Article Update

Tuesday, January 26, 2021



Vulvovaginal infections are a common occurrence and frequent cause for clinical evaluation. Although most frequently these are not associated with any underlying risk factor, women who are immunocompromised or have diabetes mellitus are at increased risk for opportunistic infections such as yeast infections.

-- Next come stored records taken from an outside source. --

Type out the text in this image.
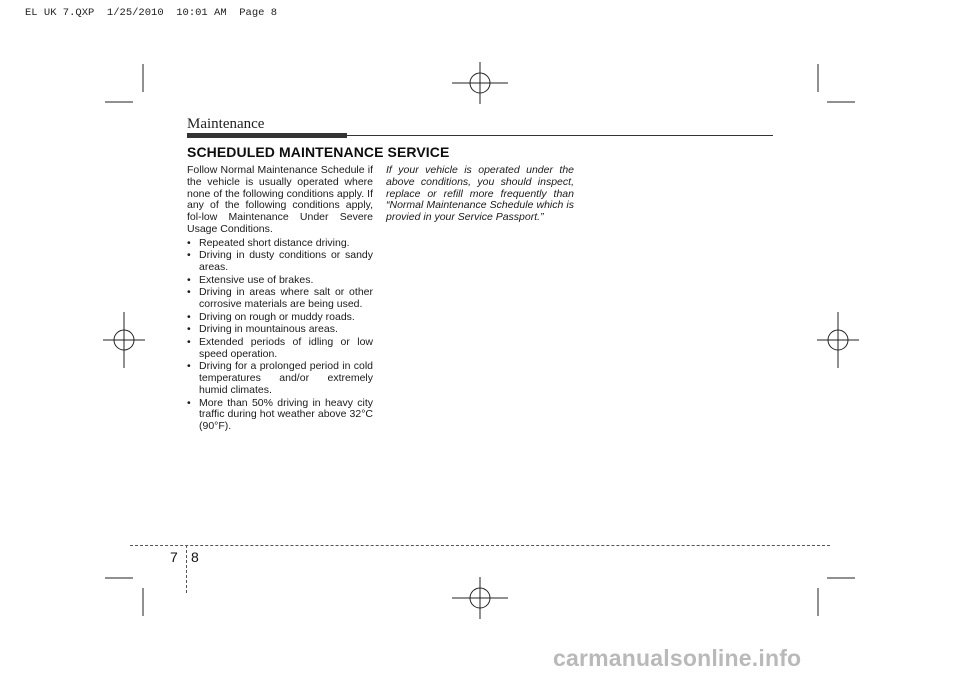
EL UK 7.QXP  1/25/2010  10:01 AM  Page 8
Maintenance
SCHEDULED MAINTENANCE SERVICE

Follow Normal Maintenance Schedule if the vehicle is usually operated where none of the following conditions apply. If any of the following conditions apply, fol-low Maintenance Under Severe Usage Conditions.

• Repeated short distance driving.
• Driving in dusty conditions or sandy areas.
• Extensive use of brakes.
• Driving in areas where salt or other corrosive materials are being used.
• Driving on rough or muddy roads.
• Driving in mountainous areas.
• Extended periods of idling or low speed operation.
• Driving for a prolonged period in cold temperatures and/or extremely humid climates.
• More than 50% driving in heavy city traffic during hot weather above 32°C (90°F).
If your vehicle is operated under the above conditions, you should inspect, replace or refill more frequently than “Normal Maintenance Schedule which is provied in your Service Passport.”
7 8
carmanualsonline.info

Even without infection, vulvar itching is a common occurrence in the diabetic woman. It may persist with or without a varying degree of dermatitis secondary to scratching. Frequently, a mycotic vulvitis or vulvovaginitis is superimposed and gives the characteristic picture of diabetic vulvitis. This is manifested by an inflamed, dark-red, or beefy appearance, which first involves the vestibule and labia minora and then spreads to adjacent parts. The high percentage of sugar in the secretions bathing the vulva is thought to favor the growth of various fungi. As a result of irritation, excoriations and furuncles are common.

Plate 6-10

Moniliasis is a vaginal infection caused by ubiquitous fungi found in the air or as common inhabitants of the vagina, rectum, and mouth. Vulvovaginitis caused by yeast belonging to the Candida albicans group has been variously designated as mycotic vaginitis, vulvovaginitis, yeast vulvovaginitis, vaginal thrush, or moniliasis. On speculum examination, white, cheesy, irregular plaques are found, partially adherent to the congested mucosa of the vagina and cervix. These are easily wiped off, sometimes leaving a red margin or shallow ulceration. The associated vaginal discharge may resemble curds and whey and may have a characteristic yeasty odor. The presence of most yeast species elicits a strong allergic response, resulting in the vestibule and lower portions of the labia becoming edematous, inflamed, and covered by minute vesicles, pustules, or ulcerations. Moniliasis may occur during childhood, sexual maturity, and after the menopause. It has a definite predilection for pregnant and diabetic women, in whom it may be particularly resistant to treatment. The diagnosis is made by the typical clinical appearance and the microscopic demonstration of mycelia and yeast buds in the wet smear under high dry power. The thread-like mycelia and conidia may be more apparent after the use of 10% potassium hydroxide solution or in stained smears. If further confirmation is desired, a culture may be made on special culture media. Perineal hygiene (keeping the perineal area clean and dry, avoiding tight or synthetic undergarments), education regarding prevention, and encouraging completion of the prescribed course of antifungal therapy are all appropriate interventions.

A vaginal infection by the sexually transmitted single-celled anaerobic flagellate protozoan Trichomonas vaginalis accounts for approximately one-quarter of all vaginal infections. In the acute stage of trichomoniasis, a vulvitis is usually also present, as evidenced by congestion of the vestibule and the inner aspects of the labia minora. On separating the inflamed labia, a thick, odoriferous, bubbly discharge may be seen in the vestibule. Presenting symptoms suggestive of trichomoniasis include a sudden increase in vaginal discharge, itching about the vulva, a burning sensation as urine passes over the inflamed area, and dyspareunia. A wet mount examination of secretions from the vulva or vagina suspended in saline will demonstrate a fusiform protozoon slightly larger than a white blood cell with three to five flagella extending from the narrow end.

These provide active movement. Culture or monoclonal antibody testing may be obtained but is seldom necessary. Evaluation for concomitant sexually transmissible infections should be strongly considered. Newer technologies have been introduced, resulting in tests that have a sensitivity greater than 83% and a specificity higher than 97% but require 10 to 45 minutes to complete. (Fa se positives may occur in low prevalence populations.)